Lent is that season right before Easter. Even if you have been in the church for a long time, you may not be able to answer all of these questions. In a nutshell, it is the forty days and forty nights where Christians are to give up something in order to feel the full glory of God on Easter Sunday.
Where did it come from?
In Matthew 4:2, we learn that Jesus spent 40 days in the desert fasting before the devil came and tempted him. He was getting himself ready for his ministry.
What is the main idea behind Lent?
The main idea is that Jesus allowed himself to be tested. If we are serious about following him, we will do the same.
What do people usually give up for Lent?
Some people actually do the 40 days of fasting, but there are other options. You could give up chocolate, salty snacks, or even coffee for Lent. Children could give up candy.
When did Lent start?
It started in the fourth century. Traditionally, it is associated with penitence, fasting, alms giving, and prayer. It is a time for giving things up balanced by giving to those in need.
How should one approach Lent?
The best way to approach Lent is see it as an opportunity. Lent actually means spring time. It is a little hard to get one's head around this but out of the darkness of sin's winter, a repentant, empowered people emerge. It truly is a joy-filled season.
Why should one be surprised by joy during Lent?
Our self-sacrifice, what it that may be, serves no purpose unless we are able to satisfy the heart's deepest longing, unity with Christ. In Christ - in his suffering and death, his resurrection and triumph - we found our truest joy.

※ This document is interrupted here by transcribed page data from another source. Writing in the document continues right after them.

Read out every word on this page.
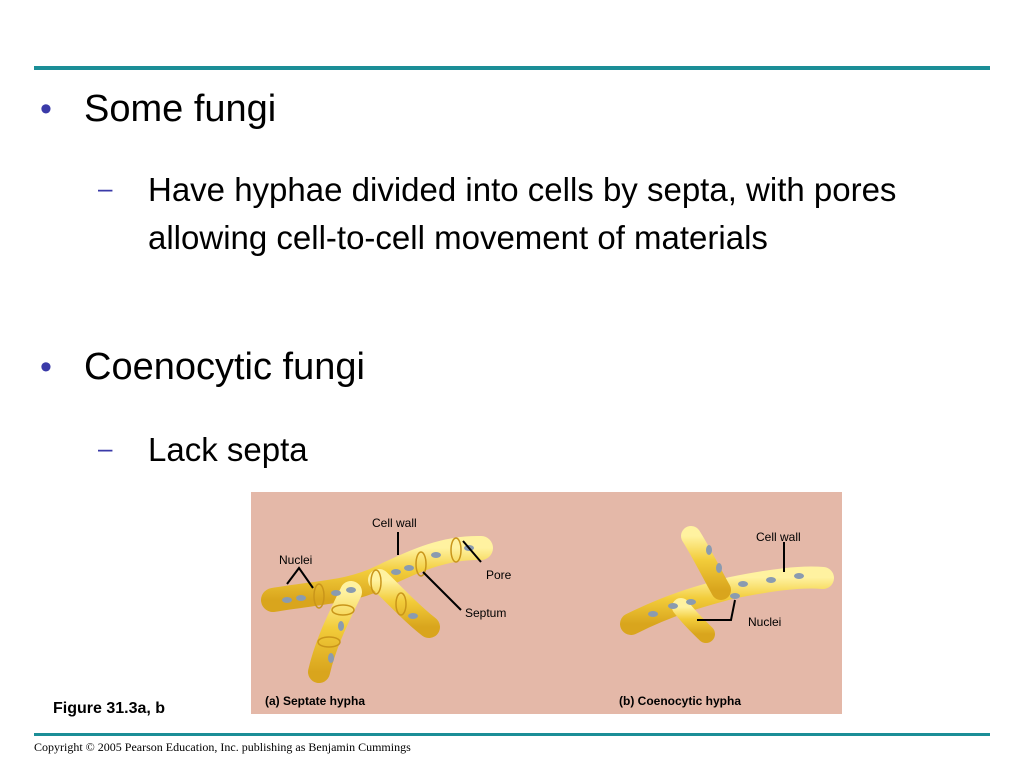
• Some fungi
– Have hyphae divided into cells by septa, with pores allowing cell-to-cell movement of materials
• Coenocytic fungi
– Lack septa
Cell wall
Nuclei
Pore
Septum
(a) Septate hypha
Cell wall
Nuclei
(b) Coenocytic hypha
Figure 31.3a, b
Copyright © 2005 Pearson Education, Inc. publishing as Benjamin Cummings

This joy is costly. It arises from the reality of our sin, which crucified Christ. Meister Eckhart points out that those who have the hardest time with Lent are "the good people". Most of us are willing to give one or two things; and we may also admit our need for renewal. But actually die with Christ?
Another way to look at joy is see that our need for repentance cannot erase the good news that Christ overcame all sin. Christ' resurrection frees us from ourselves. His beautiful, empty tomb turns our attention away from all that is wrong with us and with the world, and spurs us on to experience the abundant life he promises.
Do you want to experience that life? I know I do.